El Ejecutivo debió ajustar prioridades y transitar desde una agenda fuertemente reformista hacia un enfoque centrado en gestión, orden público y negociaciones puntuales en un Congreso donde nunca tuvo mayoría.

Relación con la política exterior y derechos humanos

En el plano internacional, Boric adoptó posiciones diferenciadas dentro de la izquierda regional:

  • Condenó al gobierno de Nicolás Maduro.

  • Rechazó la invasión rusa a Ucrania.

  • Criticó los ataques de Hamás y acusó al gobierno israelí de prácticas que calificó como genocidio en Gaza.

Estas posturas reforzaron su identificación con un progresismo institucionalista y lo distanciaron de corrientes populistas de la región.

En derechos humanos, el Ejecutivo avanzó en medidas emblemáticas: fin de privilegios en el penal Punta Peuco, expropiación de terrenos de la ex Colonia Dignidad y fortalecimiento de políticas de memoria.

Institucionalidad de seguridad: bases para ciclos futuros

Los análisis especializados coinciden en que el principal legado de Boric en materia de seguridad se concentra en la arquitectura institucional, no en resultados inmediatos. La creación de un ministerio especializado, la reorganización de sistemas de coordinación y las leyes de persecución criminal configuran una base que requerirá continuidad en futuras administraciones.

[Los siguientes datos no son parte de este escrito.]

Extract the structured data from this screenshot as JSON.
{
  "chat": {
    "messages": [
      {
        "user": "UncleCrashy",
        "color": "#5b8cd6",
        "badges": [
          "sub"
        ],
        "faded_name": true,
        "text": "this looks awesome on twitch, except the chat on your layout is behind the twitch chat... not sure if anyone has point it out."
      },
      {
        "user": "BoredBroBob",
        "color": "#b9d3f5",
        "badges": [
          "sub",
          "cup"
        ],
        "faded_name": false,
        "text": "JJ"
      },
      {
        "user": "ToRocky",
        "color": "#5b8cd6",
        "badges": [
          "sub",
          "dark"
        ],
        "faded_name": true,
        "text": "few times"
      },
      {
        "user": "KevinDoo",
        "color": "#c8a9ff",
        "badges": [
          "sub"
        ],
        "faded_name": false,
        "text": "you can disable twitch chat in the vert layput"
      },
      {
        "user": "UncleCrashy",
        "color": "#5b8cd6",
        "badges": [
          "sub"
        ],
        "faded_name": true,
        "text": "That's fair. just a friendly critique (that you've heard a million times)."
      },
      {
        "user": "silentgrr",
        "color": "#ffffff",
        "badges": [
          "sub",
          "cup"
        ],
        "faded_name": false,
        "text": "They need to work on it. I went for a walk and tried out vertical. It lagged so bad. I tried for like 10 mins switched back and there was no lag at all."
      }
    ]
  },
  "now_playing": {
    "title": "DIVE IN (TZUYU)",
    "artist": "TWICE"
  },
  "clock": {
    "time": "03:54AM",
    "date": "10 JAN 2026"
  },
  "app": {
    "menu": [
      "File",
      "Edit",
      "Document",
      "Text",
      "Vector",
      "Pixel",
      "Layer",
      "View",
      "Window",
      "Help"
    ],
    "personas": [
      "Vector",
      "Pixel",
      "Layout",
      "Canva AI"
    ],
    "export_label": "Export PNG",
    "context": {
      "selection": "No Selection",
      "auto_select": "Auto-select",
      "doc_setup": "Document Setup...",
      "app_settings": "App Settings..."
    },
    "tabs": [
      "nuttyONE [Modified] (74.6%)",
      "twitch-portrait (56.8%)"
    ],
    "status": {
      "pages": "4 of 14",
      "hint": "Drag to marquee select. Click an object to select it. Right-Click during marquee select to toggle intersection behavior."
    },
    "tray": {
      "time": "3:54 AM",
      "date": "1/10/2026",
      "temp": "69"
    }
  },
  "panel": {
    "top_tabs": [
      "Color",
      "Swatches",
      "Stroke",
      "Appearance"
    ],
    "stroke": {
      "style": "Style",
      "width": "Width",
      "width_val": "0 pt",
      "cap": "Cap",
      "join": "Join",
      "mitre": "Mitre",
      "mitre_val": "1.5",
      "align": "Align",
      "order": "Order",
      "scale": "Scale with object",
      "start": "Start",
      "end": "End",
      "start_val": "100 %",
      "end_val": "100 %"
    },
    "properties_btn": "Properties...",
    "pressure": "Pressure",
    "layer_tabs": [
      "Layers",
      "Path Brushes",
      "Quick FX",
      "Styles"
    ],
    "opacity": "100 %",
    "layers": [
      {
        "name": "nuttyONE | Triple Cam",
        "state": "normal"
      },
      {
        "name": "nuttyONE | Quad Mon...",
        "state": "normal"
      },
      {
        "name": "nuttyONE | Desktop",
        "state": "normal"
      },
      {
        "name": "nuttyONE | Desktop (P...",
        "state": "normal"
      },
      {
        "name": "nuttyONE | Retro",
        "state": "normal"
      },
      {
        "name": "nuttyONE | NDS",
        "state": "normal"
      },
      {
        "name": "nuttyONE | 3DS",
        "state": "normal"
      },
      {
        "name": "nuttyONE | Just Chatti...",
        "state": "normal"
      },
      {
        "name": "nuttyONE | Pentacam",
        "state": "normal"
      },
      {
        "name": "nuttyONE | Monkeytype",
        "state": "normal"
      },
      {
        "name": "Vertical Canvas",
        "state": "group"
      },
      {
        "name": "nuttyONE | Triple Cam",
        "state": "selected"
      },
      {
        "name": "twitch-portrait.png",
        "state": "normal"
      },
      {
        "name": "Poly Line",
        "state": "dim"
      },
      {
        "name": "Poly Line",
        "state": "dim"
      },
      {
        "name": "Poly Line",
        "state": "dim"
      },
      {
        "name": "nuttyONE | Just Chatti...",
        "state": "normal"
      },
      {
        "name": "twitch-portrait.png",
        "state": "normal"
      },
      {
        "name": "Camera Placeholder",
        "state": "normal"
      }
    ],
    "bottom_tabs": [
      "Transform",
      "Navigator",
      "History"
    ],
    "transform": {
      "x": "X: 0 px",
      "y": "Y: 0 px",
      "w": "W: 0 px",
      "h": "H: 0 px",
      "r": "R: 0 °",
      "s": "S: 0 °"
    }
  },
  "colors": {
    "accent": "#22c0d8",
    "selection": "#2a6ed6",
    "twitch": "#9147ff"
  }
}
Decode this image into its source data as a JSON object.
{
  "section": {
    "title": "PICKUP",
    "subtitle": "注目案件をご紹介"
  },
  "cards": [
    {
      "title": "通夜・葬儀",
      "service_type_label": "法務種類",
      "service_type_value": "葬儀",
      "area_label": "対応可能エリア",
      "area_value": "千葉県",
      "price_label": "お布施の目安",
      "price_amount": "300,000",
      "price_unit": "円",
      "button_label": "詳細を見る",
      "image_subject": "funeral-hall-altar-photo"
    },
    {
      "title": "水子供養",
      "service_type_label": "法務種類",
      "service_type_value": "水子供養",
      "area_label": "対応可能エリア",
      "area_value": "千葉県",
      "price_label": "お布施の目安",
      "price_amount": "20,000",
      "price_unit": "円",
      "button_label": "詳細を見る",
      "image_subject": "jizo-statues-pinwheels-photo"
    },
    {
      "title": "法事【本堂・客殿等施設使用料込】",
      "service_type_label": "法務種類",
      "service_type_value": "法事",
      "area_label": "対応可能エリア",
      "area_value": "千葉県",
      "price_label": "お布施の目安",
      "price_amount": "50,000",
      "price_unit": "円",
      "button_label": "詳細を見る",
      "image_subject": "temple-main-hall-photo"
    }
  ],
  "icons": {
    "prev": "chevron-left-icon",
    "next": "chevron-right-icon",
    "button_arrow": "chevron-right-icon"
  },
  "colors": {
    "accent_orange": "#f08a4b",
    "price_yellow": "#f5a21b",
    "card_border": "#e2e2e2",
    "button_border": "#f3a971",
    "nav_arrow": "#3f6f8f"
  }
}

Persisten, sin embargo, desafíos estructurales:

  • Reforma profunda de Carabineros y de la Policía de Investigaciones.

  • Sobrepoblación penitenciaria y falta de una política integral de reinserción.

  • Gestión de migración irregular en zonas fronterizas.

  • Déficit de confianza en instituciones de justicia.

A ello se suma un escenario político marcado por la fragmentación partidaria, que limitó la capacidad del gobierno para consolidar una política de Estado en seguridad.

Balance a tres años y desafíos pendientes

Según el informe “Del dicho al hecho” de Ciudadanía Inteligente, en 2025 el gobierno había cumplido el 38% de sus compromisos legislativos, con mayor avance en infancia, juventud, minería y seguridad ciudadana, y rezagos en cultura, democracia y temas indígenas.

image

El Ejecutivo sostiene que, pese a la percepción adversa, la estabilidad de indicadores macroeconómicos, la contención del crimen organizado y las reformas sociales marcarán su legado. Los críticos, en cambio, señalan que la administración no logró articular un relato coherente ni consolidar una gestión eficaz en áreas sensibles como seguridad y reconstrucción.

Sin posibilidad de reelección inmediata, Boric se prepara para entregar la banda presidencial en marzo de 2026 mientras la evaluación de su gobierno continúa en disputa. Su futuro político dependerá de la capacidad de construir alianzas y de consolidar una base partidaria que, hasta ahora, ha mostrado debilidades estructurales.